UG: Du wehrst dich gegen etwas Unbestimmtes?
PB: Ich wehre mich gegen die Pflicht zur Korrektheit, gegen das Regulativ, dagegen, dass soviel wie möglich stimmen, richtig sein muss. Das ist mir zuwider, das interessiert mich nicht.


UG: Was für viele stimmt, stimmt für dich also nicht, ist für dich nicht relevant?
PB: Ich denke, dass immer nur stimmt, was für den Einzelnen stimmt. Viele glauben, sich an Regeln halten zu müssen, um außer Gefahr zu sein. In der künstlerischen Arbeit muss man das nicht.


UG: Die Gesellschaft hält sich den Künstler, weil er Regeln bricht?
PB: Es ist genau umgekehrt, ohne Künstler gibt es die Gesellschaft nicht. Eine in Regeln und Sicherheit erstarrte Welt ist nicht lebensfähig, da sie sich nicht weiter entwickelt. Der Künstler ist der Gesellschaft immer einen Schritt voraus. Er schlägt etwas vor, das von Anderen als Modell aufgegriffen werden kann.


UG: Peter Baldinger zeigt also letztlich mit seinen Bildern die Ungewissheit der uns umgebenden Welt.
PB: So ist es wahrscheinlich. Etwas anderes könnte ich nicht zeigen, da ich etwas anderes nicht sehe.


UG: Du malst Individuen, weil sie den Unsicherheitsfaktor darstellen?
PB: So wie ich den einzelnen Menschen sehe, zeigt ein Bild der Unschärfe, der Unsicherheit für den Betrachter. Ein Porträt von hinten, ein Individuum durch eine Riffelglasscheibe betrachtet, vermittelt Unschärfe und hinterlässt Unsicherheit.
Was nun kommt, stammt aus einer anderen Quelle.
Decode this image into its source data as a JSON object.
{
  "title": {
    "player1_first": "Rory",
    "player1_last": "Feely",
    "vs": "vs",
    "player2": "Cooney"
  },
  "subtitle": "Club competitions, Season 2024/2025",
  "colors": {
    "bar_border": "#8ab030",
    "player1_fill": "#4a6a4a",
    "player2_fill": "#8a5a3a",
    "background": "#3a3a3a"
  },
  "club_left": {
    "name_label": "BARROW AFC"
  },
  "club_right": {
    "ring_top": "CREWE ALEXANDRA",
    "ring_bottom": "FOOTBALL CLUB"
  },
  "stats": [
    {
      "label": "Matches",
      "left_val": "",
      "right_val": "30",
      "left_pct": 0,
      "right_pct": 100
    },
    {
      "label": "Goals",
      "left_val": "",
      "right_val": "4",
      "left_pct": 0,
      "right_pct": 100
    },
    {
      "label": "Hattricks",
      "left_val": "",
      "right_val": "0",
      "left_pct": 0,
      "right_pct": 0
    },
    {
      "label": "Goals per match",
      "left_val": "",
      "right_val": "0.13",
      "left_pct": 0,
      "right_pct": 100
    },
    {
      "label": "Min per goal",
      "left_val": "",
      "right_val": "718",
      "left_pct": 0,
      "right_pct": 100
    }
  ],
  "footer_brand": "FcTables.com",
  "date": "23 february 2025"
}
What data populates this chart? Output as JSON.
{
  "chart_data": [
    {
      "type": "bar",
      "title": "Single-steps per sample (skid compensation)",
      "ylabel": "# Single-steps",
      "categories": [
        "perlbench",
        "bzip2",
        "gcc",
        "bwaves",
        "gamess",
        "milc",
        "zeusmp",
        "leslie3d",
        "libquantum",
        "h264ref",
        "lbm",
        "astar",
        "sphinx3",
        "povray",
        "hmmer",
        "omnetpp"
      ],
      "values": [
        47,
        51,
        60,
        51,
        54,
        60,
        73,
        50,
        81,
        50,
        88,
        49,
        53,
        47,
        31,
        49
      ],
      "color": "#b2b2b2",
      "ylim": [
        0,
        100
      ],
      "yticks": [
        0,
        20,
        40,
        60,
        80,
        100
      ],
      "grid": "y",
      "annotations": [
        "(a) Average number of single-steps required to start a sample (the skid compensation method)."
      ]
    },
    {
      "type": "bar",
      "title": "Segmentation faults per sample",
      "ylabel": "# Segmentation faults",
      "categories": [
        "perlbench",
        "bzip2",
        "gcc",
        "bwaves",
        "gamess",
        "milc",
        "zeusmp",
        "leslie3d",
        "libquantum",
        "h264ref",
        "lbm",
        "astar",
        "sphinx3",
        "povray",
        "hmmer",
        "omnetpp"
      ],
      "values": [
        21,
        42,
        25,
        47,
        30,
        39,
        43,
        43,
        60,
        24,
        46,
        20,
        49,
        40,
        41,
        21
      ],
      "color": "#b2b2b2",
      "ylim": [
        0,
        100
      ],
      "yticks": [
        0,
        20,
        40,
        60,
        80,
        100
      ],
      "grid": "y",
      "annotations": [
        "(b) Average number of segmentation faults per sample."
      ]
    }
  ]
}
UG: Deine Individuen befinden sich in einem andauernden Schwebezustand?
PB: Ich hebe sie aus der Masse hervor, aber sie bleiben undeutlich. Ich will damit sagen: Was man sieht muss nicht sein, was es ist. Wir leben mit Vorurteilen, die wir ständig anwenden. Das ist nicht von vornherein negativ, sondern eher selbstverständlich, weil wir ein optisches Sinnesorgan haben. Wir ordnen unsere optischen Eindrücke in den Katalog unserer Erfahrungen ein. Das ist fürs erste auch normal. Schlimm ist nur, wenn wir aus Bequemlichkeit oder Unbelehrbarkeit beim ersten Eindruck bleiben und diesen nicht korrigieren, auch wenn bereits eine bessere Erkenntnis vorhanden ist. Ich habe Vorurteile und muss sie auch immer wieder neu überprüfen. Dabei lerne ich.
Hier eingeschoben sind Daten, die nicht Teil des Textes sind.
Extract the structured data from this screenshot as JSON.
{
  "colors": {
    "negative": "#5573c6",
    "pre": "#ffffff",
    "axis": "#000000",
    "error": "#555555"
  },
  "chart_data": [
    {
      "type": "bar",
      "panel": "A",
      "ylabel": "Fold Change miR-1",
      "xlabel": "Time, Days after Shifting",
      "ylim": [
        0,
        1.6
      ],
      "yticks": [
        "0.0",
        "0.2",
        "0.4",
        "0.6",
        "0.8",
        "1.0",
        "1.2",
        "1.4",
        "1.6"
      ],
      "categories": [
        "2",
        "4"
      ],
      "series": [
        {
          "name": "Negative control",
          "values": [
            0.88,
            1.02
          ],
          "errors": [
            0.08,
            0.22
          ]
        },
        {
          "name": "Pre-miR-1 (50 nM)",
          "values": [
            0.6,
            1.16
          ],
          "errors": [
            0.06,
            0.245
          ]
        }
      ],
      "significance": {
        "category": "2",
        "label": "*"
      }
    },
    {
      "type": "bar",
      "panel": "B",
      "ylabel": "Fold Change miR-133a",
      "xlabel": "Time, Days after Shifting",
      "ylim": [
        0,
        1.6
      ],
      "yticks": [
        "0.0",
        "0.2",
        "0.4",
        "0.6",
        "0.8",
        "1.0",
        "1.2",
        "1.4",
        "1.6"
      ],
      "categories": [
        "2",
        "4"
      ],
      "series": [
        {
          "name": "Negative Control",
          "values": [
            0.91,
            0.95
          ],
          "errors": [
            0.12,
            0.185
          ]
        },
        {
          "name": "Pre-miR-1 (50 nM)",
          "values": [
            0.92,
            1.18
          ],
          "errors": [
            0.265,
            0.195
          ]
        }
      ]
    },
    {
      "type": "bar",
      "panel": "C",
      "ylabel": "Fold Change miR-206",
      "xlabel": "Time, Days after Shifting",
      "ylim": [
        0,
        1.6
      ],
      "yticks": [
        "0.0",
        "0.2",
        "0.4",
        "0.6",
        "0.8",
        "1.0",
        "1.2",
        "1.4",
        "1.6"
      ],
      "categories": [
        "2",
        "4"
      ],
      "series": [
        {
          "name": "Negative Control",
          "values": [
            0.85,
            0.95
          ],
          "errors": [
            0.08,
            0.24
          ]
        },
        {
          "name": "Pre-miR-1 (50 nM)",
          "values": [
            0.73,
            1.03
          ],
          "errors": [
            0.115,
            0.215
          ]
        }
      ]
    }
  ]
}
UG: Wie kommt es zu der Serie von Porträts türkischer Menschen?
PB: Jedes Projekt hat unmittelbar mit dem momentanen Erleben zu tun. Ich war in den vergangenen Jahren oft in Istanbul, habe Freunde dort. Es gibt eine starke Verbindung dorthin. Und da ich meine Sujets immer bei den Menschen finde, die mich gerade umgeben, kam es dazu.
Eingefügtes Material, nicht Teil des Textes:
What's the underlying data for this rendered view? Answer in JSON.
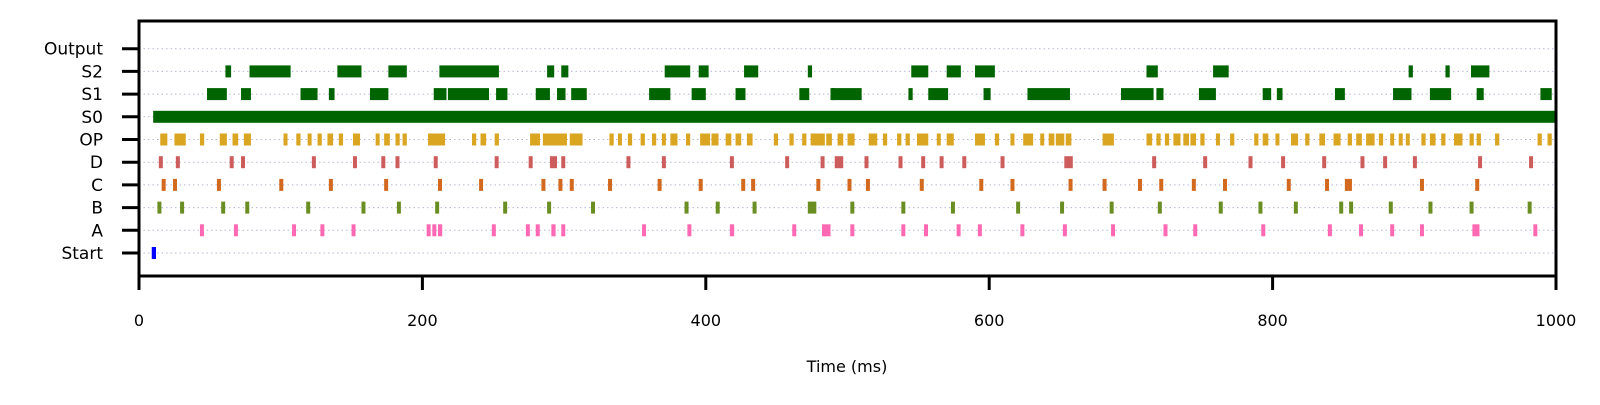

UG: Du malst ausschließlich Menschen?
PB: Alles andere braucht nicht porträtiert zu werden.


UG: Weshalb?
PB: Es gibt perfekte technische Medien, die Oberflächen, Situationen punktgenau darstellen können. Wie eine Landschaft wirkt, oder wie sich ein Ding angreift, kann ich auf einem Hochglanzfoto sehen und dadurch fühlen. Menschen sind deshalb das einzig Interessante, weil sie eben diese lebenden Unsicherheitspakete in einer Oberflächenverpackung sind.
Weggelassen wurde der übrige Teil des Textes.